2025年12月16日
「長男に全部」遺言が招く、想定外の家族トラブル

はじめに
こんにちは。司法書士の清水です。遺言のご相談の中で、昔から一定数あるのが、いわゆる「財産はすべて長男に相続させる」という内容の遺言です。
遺言者としては、ごく自然な感覚で決めていることが多いのですが、実はこの形が、思わぬ遺留分トラブルにつながることがあります。
遺言者にとっては「合理的な判断」
遺言を書かれる方のお話を伺うと、決して偏った考えではありません。
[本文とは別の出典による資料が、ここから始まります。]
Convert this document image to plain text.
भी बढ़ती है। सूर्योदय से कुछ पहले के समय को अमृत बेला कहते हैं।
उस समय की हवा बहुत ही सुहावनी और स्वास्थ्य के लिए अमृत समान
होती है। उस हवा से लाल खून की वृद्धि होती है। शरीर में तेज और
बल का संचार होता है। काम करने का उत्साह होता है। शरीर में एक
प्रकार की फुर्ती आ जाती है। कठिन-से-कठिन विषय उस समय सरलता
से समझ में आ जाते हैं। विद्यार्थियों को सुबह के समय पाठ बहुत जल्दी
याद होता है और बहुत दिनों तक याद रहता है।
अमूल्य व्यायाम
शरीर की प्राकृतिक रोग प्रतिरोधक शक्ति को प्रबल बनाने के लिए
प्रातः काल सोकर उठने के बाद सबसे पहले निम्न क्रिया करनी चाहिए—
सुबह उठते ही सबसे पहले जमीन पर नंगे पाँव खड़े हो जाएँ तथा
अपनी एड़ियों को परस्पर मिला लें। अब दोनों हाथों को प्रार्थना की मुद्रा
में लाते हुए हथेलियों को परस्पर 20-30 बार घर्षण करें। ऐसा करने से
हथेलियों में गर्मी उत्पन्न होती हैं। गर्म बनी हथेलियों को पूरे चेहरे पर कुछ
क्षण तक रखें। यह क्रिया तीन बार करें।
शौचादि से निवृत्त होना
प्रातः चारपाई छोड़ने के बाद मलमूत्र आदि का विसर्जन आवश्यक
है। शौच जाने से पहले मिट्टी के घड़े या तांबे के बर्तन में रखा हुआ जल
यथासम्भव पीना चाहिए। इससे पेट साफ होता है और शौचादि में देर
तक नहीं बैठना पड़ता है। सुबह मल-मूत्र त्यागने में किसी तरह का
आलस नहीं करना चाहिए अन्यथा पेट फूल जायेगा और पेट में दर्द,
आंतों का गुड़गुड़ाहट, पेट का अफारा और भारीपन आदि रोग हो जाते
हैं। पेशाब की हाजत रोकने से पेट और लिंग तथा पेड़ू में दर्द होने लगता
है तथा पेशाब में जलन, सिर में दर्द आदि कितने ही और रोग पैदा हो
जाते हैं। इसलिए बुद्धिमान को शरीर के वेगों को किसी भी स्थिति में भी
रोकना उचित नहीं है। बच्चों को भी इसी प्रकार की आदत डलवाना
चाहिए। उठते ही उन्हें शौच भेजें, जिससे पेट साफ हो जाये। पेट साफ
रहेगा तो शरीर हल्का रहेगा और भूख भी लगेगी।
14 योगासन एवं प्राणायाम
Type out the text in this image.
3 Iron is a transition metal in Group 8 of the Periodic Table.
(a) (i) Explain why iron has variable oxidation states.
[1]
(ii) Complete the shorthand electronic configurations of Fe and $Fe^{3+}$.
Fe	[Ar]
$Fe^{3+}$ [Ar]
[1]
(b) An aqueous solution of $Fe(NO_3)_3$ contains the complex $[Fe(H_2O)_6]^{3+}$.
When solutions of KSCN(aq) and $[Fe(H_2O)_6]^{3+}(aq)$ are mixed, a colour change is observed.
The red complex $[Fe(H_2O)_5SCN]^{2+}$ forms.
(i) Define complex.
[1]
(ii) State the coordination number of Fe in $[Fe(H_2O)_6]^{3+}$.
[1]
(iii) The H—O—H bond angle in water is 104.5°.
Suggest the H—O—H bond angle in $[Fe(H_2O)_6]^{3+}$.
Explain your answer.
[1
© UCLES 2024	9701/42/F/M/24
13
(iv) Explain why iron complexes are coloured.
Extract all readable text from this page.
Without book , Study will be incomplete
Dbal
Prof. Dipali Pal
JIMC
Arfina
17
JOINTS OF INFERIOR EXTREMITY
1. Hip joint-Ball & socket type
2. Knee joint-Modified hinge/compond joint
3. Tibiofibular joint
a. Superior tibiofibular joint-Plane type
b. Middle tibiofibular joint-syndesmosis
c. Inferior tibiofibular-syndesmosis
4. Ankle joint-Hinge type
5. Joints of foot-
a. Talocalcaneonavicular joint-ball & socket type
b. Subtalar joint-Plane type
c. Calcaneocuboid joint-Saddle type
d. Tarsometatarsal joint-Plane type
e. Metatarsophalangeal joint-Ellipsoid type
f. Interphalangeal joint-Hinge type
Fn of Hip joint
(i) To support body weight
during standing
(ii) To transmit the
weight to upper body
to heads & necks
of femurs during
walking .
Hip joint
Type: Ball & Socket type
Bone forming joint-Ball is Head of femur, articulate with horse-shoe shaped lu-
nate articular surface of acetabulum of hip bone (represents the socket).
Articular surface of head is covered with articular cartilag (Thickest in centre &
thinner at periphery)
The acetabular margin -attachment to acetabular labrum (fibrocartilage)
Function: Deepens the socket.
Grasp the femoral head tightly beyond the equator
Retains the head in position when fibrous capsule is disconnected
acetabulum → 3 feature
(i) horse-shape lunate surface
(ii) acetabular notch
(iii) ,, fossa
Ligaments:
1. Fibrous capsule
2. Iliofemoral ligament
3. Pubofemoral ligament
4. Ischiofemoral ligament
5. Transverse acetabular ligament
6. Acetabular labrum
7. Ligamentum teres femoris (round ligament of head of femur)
・同居して生活を支えてくれた
・事業や家を守ってくれている
・遠方の子には迷惑をかけていない
・昔から「家は長男が継ぐ」という意識がある
遺言者の中では、むしろ公平に考えた結果ということも多いのです。
受け取る側は、まったく違う景色を見ています
ところが、財産を受け取らない側の相続人は、こう感じることがあります。・自分は最初から対象外だったのか
・これまでの関係は何だったのか
・一言も説明がなかった
・最後に線を引かれた気がする
遺言者に悪意がなくても、受け取る側は「排除された」と感じてしまうことがあるのです。
ここで遺留分の問題が現実化します
「長男に全部」という遺言は、法律上、他の相続人の遺留分を侵害しているケースが少なくありません。その結果、
・遺留分侵害額請求をするかどうか悩む
・兄弟間で気まずい空気が生まれる
・話し合いができず、専門家を介することになる
といった流れに進んでしまうことがあります。
争いたいわけではない、でも納得できない
実際に請求を検討される方の多くは、「争いたいわけではない」とおっしゃいます。ただ、何も言わずに受け入れてしまうと、自分の中で整理がつかない。
その気持ちが、請求という形になることがあります。
財産の配分以上に、「説明」が大切になる
同じ内容の遺言でも、・生前にきちんと話をしていた
・理由が丁寧に書かれていた
・他の相続人への配慮が示されていた
こうした場合には、大きなトラブルにならないことも少なくありません。
つまり問題は、配分の数字そのものより、どう受け止められるかにあるのです。
今の時代、「昔ながらの感覚」だけでは難しいことも
かつては当たり前だった「家督的な考え方」も、現在の家族関係や価値観の中では、そのまま受け入れられないことも増えています。家族の形が多様になった今、遺言もまた、時代に合わせた配慮が必要になってきています。
遺言は引き継がせるためだけのものではありません
あいおい事務所では、財産を誰に渡すかという視点だけでなく、残された家族がどう受け止めるかを大切にしています。遺言は、単なる承継の手段ではなく、家族への最後の意思表示でもあるからです。